Maternal mortality will rise sharply in the US in 2021

Maternal mortality will rise sharply in the US in 2021

According to data released Thursday, the US maternal death rate skyrocketed in 2021, the second year of the COVID-19 pandemic, showing black women are more than twice as likely to die as white women.

Maternal mortality is defined by the World Health Organization as death occurring during or within 42 days of pregnancy from any cause related to or aggravated by that pregnancy or its treatment.

A total of 1,205 women died in the United States in 2021, compared to 861 in 2020 and 754 in 2019, according to a report by the National Center for Health Statistics (NCHS).

The maternal mortality rate was therefore 32.9 deaths per 100,000 births in 2021, compared to 23.8 per 100,000 births in 2020 and 20.1 in 2019.

The last time the US maternal mortality rate was this high was officially in the mid-1960s — although new methodology has been used since 2018.

This is also the worst rate among developed countries.

In fact, thanks to medical advances, maternal mortality generally declined around the world in the 20th century. But since the 2000s, unlike most other comparable countries, the United States has been back on the wrong track.

And the data also show strong inequalities.
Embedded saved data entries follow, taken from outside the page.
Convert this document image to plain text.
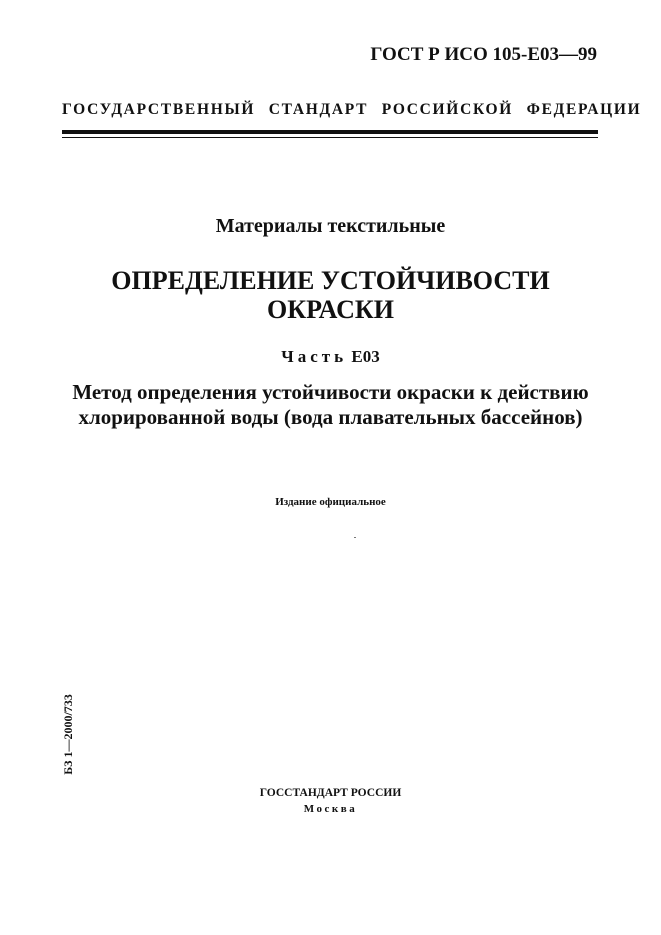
ГОСТ Р ИСО 105-Е03—99
ГОСУДАРСТВЕННЫЙ СТАНДАРТ РОССИЙСКОЙ ФЕДЕРАЦИИ
Материалы текстильные
ОПРЕДЕЛЕНИЕ УСТОЙЧИВОСТИ
ОКРАСКИ
Часть Е03
Метод определения устойчивости окраски к действию
хлорированной воды (вода плавательных бассейнов)
Издание официальное
БЗ 1—2000/733
ГОССТАНДАРТ РОССИИ
Москва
In 2021, the maternal mortality rate for black women was 69.9 per 100,000 births, more than double that for white women, which was 26.6 per 100,000 births.

The NCHS offered no explanation for this sharp increase in the maternal death rate in 2021, or for the disparities between black and white women.

But medical experts say the pandemic is a big factor, as are socioeconomic conditions and the lack of access to antenatal and postnatal care for many black women.

“The COVID-19 pandemic has had a dramatic and tragic impact on maternal death rates, but we cannot hide the fact that there has been – and is still being – a maternal mortality crisis,” said Iffath Abbasi Hoskins, president of the American College of Obstetricians and Gynecologists.

“Pregnant and postpartum Black people continue to be responsible for a disproportionate number of maternal deaths at alarmingly increasing rates,” he added in a statement. “This trend must be stopped.”